Le sujet de sa thèse fut l’art et l’artisanat. Pour elle le texte a une texture, une chose qu’il faut « bien fabriquer » comme un artisan.

J’aime infiniment ce qu’elle écrit. C’est le troisième livre que je lis d’elle et c’est un pur bonheur

Extraits :

C’était évident qu’il faudrait pouvoir dormir entre les livres, qu’il n’y aurait pas de frontière entre la vie quotidienne et les pages, à la maison ma housse de couette représentait aussi des livres, de tout petits livres alignés sur des dizaines et des dizaines d’étagères, leur tranche ne dépassant pas un centimètre – alors bien sûr, bien sûr qu’on pouvait dormir là, dans une librairie.

Déposés là comme dépareillés dans les fleurs, nos quatre visages démentent tout lien de parenté les uns avec les autres – mais après tout, la photographie et l’amour sont deux arts distincts

Ma mère aime les arbres fruitiers qui lui rappellent le jardin de son père, avec les rameaux de poiriers sur lesquels il fixait des bouteilles pour que le fruit grandisse à l’intérieur et qu’il puisse ensuite les remplir d’eau-de-vie et les offrir à ses amis.

J’ai lu des livres sans cesse, dans une frénésie panique, en cherchant à rattraper le temps, à rattraper ma mère qui semblait tout savoir.

C’est elle aussi qui m’a convaincue de renoncer à décrire physiquement mes personnages – arguant que dans les livres d’horreur parfaits qu’elle avait lus, les créatures monstrueuses ne sont décrites qu’à travers les bruits qu’ils font ou l’odeur qu’ils dégagent, ou même la texture de leur peau, leur température, et que c’est dans ce silence que le lecteur est le plus en mesure d’assembler le monstre intime qui lui fait vraiment peur à lui, personnellement, parce qu’on ne peut pas exactement deviner ce qui effraie quelqu’un d’autre que soi.
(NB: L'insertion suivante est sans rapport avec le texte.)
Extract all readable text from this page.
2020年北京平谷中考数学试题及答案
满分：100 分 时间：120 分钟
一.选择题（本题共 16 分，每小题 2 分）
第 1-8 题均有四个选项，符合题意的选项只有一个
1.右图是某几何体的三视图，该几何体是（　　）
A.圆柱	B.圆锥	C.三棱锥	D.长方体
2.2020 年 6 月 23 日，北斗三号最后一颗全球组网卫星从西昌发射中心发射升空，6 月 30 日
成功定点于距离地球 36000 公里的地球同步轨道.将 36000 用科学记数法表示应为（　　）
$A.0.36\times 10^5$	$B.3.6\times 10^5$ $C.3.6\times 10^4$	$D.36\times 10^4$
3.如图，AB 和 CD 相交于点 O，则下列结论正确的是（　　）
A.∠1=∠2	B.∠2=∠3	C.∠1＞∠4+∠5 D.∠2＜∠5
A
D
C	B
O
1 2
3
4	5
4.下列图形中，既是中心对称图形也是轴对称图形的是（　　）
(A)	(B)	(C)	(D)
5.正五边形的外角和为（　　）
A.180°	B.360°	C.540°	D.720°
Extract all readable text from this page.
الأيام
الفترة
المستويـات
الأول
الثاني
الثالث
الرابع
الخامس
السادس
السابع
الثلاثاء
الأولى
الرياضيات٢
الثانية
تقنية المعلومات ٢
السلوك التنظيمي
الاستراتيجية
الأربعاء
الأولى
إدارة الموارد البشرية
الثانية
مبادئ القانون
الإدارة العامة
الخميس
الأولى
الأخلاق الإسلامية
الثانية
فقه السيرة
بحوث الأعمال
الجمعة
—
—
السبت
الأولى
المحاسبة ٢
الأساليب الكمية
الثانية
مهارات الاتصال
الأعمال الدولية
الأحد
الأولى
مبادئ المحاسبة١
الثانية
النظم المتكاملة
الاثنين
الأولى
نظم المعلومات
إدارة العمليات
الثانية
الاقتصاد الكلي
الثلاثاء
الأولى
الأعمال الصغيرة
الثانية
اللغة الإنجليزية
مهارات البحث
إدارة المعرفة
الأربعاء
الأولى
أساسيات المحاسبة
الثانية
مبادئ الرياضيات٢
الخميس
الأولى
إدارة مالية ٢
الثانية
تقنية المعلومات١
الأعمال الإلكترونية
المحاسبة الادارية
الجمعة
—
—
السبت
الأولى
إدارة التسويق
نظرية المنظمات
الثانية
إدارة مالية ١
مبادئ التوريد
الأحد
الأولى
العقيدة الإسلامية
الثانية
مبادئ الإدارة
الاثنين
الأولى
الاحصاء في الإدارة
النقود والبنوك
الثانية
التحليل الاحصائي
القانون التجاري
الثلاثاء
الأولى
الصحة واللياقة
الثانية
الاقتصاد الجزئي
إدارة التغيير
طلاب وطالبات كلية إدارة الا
il était important de laisser de l’espace au lecteur d’un livre

nous avions beaucoup, beaucoup de chance, me disait-elle, parce que nous avions les livres et que dans les livres les phrases étaient éternelles, noires sur blanc, solides, crédibles – elles n’étaient pas en l’air, elles ne venaient pas de n’importe qui, elles avaient été polies, ordonnées, réfléchies, par des individus précis, attentifs, et elles nous livraient le monde entier, le monde accéléré, perfectionné, lavé de ses scories, sans temps mort, un cours d’eau pur et bondissant, un monde dans lequel nous pouvions nous échapper chaque fois que le monde réel cessait d’être intéressant, ce qui arrivait beaucoup trop souvent quand quelqu’un venait nous parler.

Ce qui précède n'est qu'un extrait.